Towards a partial relocation?
The EC also reaffirmed the importance of increasing the strategic autonomy of the Union essential goods in Europe. Referring to a certain consciousness, the European Commissioner for Justice and Consumers Didier Reynders believes that the health and economic crisis of 2020 is likely to cause the partial return of certain industries to Europe. However, these new views on the strategic interests of Europe are not incompatible with the industrial strategy announced on the eve of the crisis. On the contrary, the strategy already referred to a greener and more digital Europe, and recommended a reaction in light of the changing balance of power with major EU partners. In this sense, the Commissioner in charge of the Internal Market, Digital and Defence Thierry Breton recalls that "in History, major crises have very often been trend accelerators ".
Pledge Marathon
More recently, a virtual summit co-convened by the EU and key partners (including G20-presiding Saudi Arabia) was addressed by numerous nation leaders (including Jordan). This event took the form of a pledging marathon and gathered nearly 7,5B euros of funding. The aim behind is to ensure and speed up the collaborative development and fully universal deployment of diagnostics, treatments, and vaccines. In this framework, the Commission alone committed 1,4 billion euros (€1B in grants and €400 million in guarantees on loans) in order to reach the objectives of the initiative and ensure the distribution of health technologies worldwide, including in the MENA region.
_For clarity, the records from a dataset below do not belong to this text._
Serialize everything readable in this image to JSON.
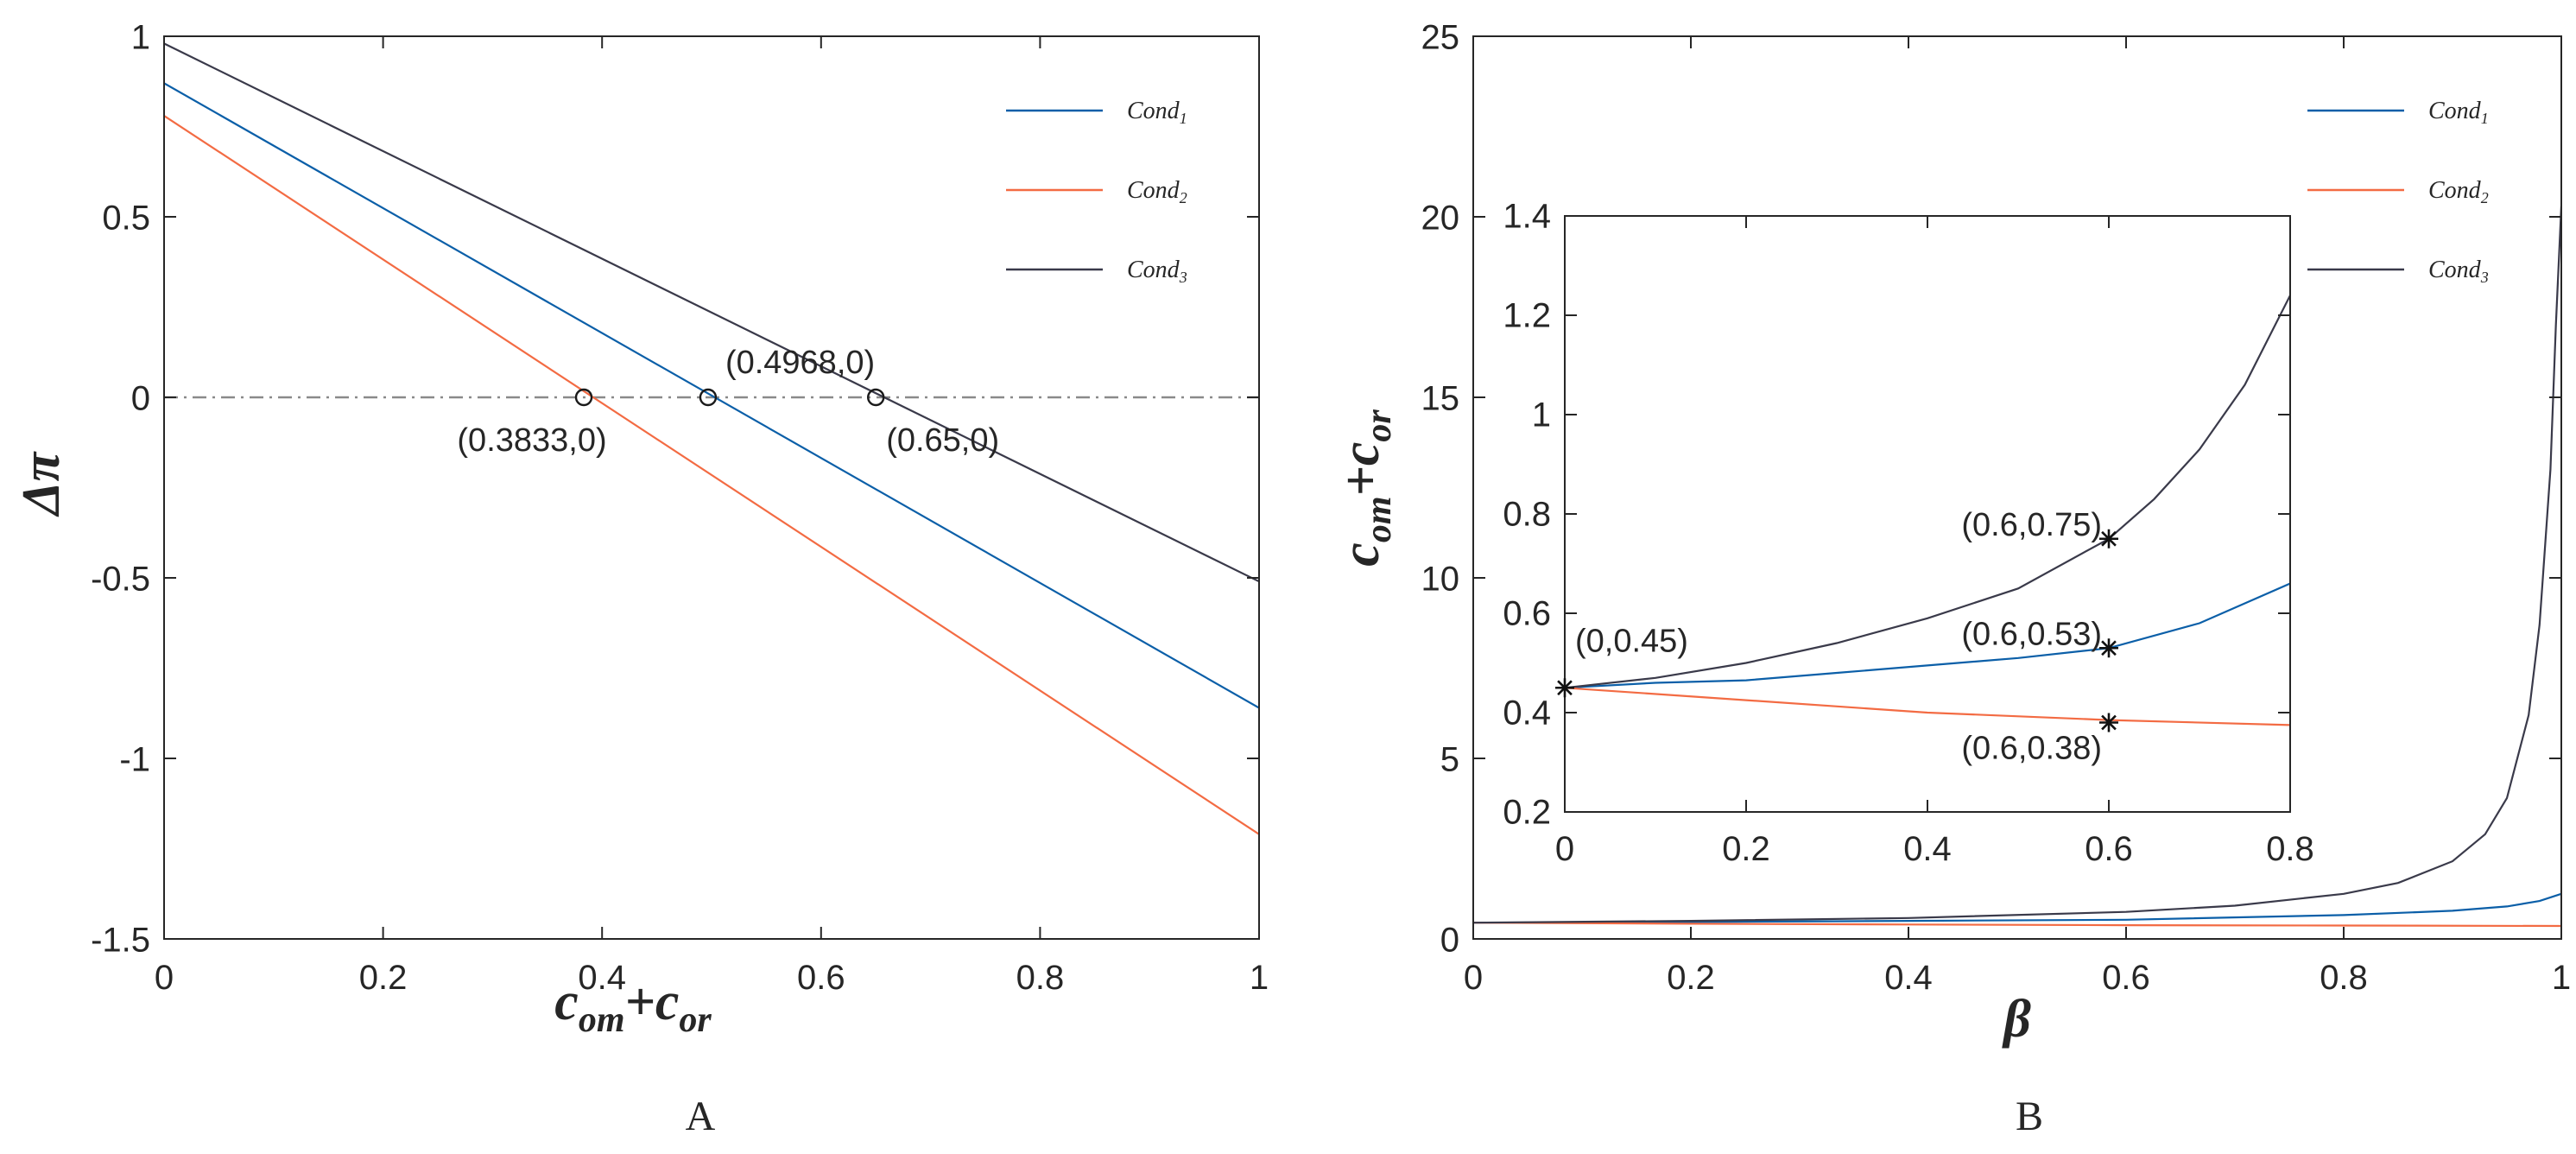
{
  "colors": {
    "cond1": "#0b5fa8",
    "cond2": "#f36b43",
    "cond3": "#3a3a4a",
    "axis": "#262626",
    "zero_line": "#8a8a8a"
  },
  "chart_data": [
    {
      "id": "A",
      "type": "line",
      "panel_label": "A",
      "xlabel": {
        "main": "c",
        "sub1": "om",
        "plus": "+c",
        "sub2": "or"
      },
      "ylabel": "Δπ",
      "xlim": [
        0,
        1
      ],
      "ylim": [
        -1.5,
        1
      ],
      "xticks": [
        0,
        0.2,
        0.4,
        0.6,
        0.8,
        1
      ],
      "xtick_labels": [
        "0",
        "0.2",
        "0.4",
        "0.6",
        "0.8",
        "1"
      ],
      "yticks": [
        -1.5,
        -1,
        -0.5,
        0,
        0.5,
        1
      ],
      "ytick_labels": [
        "-1.5",
        "-1",
        "-0.5",
        "0",
        "0.5",
        "1"
      ],
      "legend_position": "top-right",
      "series": [
        {
          "name": "Cond1",
          "label_base": "Cond",
          "label_sub": "1",
          "color_key": "cond1",
          "x": [
            0,
            1
          ],
          "y": [
            0.87,
            -0.86
          ]
        },
        {
          "name": "Cond2",
          "label_base": "Cond",
          "label_sub": "2",
          "color_key": "cond2",
          "x": [
            0,
            1
          ],
          "y": [
            0.78,
            -1.21
          ]
        },
        {
          "name": "Cond3",
          "label_base": "Cond",
          "label_sub": "3",
          "color_key": "cond3",
          "x": [
            0,
            1
          ],
          "y": [
            0.98,
            -0.51
          ]
        }
      ],
      "reference_line": {
        "y": 0,
        "style": "dash-dot"
      },
      "markers": [
        {
          "x": 0.3833,
          "y": 0,
          "label": "(0.3833,0)",
          "label_pos": "below-left"
        },
        {
          "x": 0.4968,
          "y": 0,
          "label": "(0.4968,0)",
          "label_pos": "above-right"
        },
        {
          "x": 0.65,
          "y": 0,
          "label": "(0.65,0)",
          "label_pos": "below-right"
        }
      ]
    },
    {
      "id": "B",
      "type": "line",
      "panel_label": "B",
      "xlabel": "β",
      "ylabel": {
        "main": "c",
        "sub1": "om",
        "plus": "+c",
        "sub2": "or"
      },
      "xlim": [
        0,
        1
      ],
      "ylim": [
        0,
        25
      ],
      "xticks": [
        0,
        0.2,
        0.4,
        0.6,
        0.8,
        1
      ],
      "xtick_labels": [
        "0",
        "0.2",
        "0.4",
        "0.6",
        "0.8",
        "1"
      ],
      "yticks": [
        0,
        5,
        10,
        15,
        20,
        25
      ],
      "ytick_labels": [
        "0",
        "5",
        "10",
        "15",
        "20",
        "25"
      ],
      "legend_position": "top-right",
      "series": [
        {
          "name": "Cond1",
          "label_base": "Cond",
          "label_sub": "1",
          "color_key": "cond1",
          "x": [
            0,
            0.2,
            0.4,
            0.6,
            0.8,
            0.9,
            0.95,
            0.98,
            1.0
          ],
          "y": [
            0.45,
            0.47,
            0.5,
            0.53,
            0.66,
            0.78,
            0.9,
            1.05,
            1.25
          ]
        },
        {
          "name": "Cond2",
          "label_base": "Cond",
          "label_sub": "2",
          "color_key": "cond2",
          "x": [
            0,
            0.2,
            0.4,
            0.6,
            0.8,
            1.0
          ],
          "y": [
            0.45,
            0.42,
            0.4,
            0.38,
            0.37,
            0.36
          ]
        },
        {
          "name": "Cond3",
          "label_base": "Cond",
          "label_sub": "3",
          "color_key": "cond3",
          "x": [
            0,
            0.2,
            0.4,
            0.6,
            0.7,
            0.8,
            0.85,
            0.9,
            0.93,
            0.95,
            0.97,
            0.98,
            0.99,
            0.995,
            1.0
          ],
          "y": [
            0.45,
            0.5,
            0.58,
            0.75,
            0.92,
            1.25,
            1.55,
            2.15,
            2.9,
            3.9,
            6.2,
            8.7,
            13.0,
            17.0,
            20.3
          ]
        }
      ],
      "inset": {
        "xlim": [
          0,
          0.8
        ],
        "ylim": [
          0.2,
          1.4
        ],
        "xticks": [
          0,
          0.2,
          0.4,
          0.6,
          0.8
        ],
        "xtick_labels": [
          "0",
          "0.2",
          "0.4",
          "0.6",
          "0.8"
        ],
        "yticks": [
          0.2,
          0.4,
          0.6,
          0.8,
          1,
          1.2,
          1.4
        ],
        "ytick_labels": [
          "0.2",
          "0.4",
          "0.6",
          "0.8",
          "1",
          "1.2",
          "1.4"
        ],
        "series": [
          {
            "name": "Cond1",
            "color_key": "cond1",
            "x": [
              0,
              0.1,
              0.2,
              0.3,
              0.4,
              0.5,
              0.6,
              0.7,
              0.8
            ],
            "y": [
              0.45,
              0.46,
              0.465,
              0.48,
              0.495,
              0.51,
              0.53,
              0.58,
              0.66
            ]
          },
          {
            "name": "Cond2",
            "color_key": "cond2",
            "x": [
              0,
              0.2,
              0.4,
              0.6,
              0.8
            ],
            "y": [
              0.45,
              0.425,
              0.4,
              0.385,
              0.375
            ]
          },
          {
            "name": "Cond3",
            "color_key": "cond3",
            "x": [
              0,
              0.1,
              0.2,
              0.3,
              0.4,
              0.5,
              0.6,
              0.65,
              0.7,
              0.75,
              0.8
            ],
            "y": [
              0.45,
              0.47,
              0.5,
              0.54,
              0.59,
              0.65,
              0.75,
              0.83,
              0.93,
              1.06,
              1.24
            ]
          }
        ],
        "markers": [
          {
            "x": 0,
            "y": 0.45,
            "label": "(0,0.45)",
            "label_pos": "above-right"
          },
          {
            "x": 0.6,
            "y": 0.75,
            "label": "(0.6,0.75)",
            "label_pos": "left"
          },
          {
            "x": 0.6,
            "y": 0.53,
            "label": "(0.6,0.53)",
            "label_pos": "left"
          },
          {
            "x": 0.6,
            "y": 0.38,
            "label": "(0.6,0.38)",
            "label_pos": "below-left"
          }
        ]
      }
    }
  ]
}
South Mediterranean neighbourhood and international collaboration
While it is still early to define a clear forecast, the flourishment of partnerships and trade agreements between the EU and its South-Mediterranean neighbours is not excluded, notably within the framework of the EU Neighbours South Programme. In this sense, the EU very recently released 2.1 billion for bilateral and regional support, including 1.5 billion for the support of socio-economic recovery in Algeria, Egypt, Jordan, Lebanon, Libya, Morocco, Palestine and Tunisia.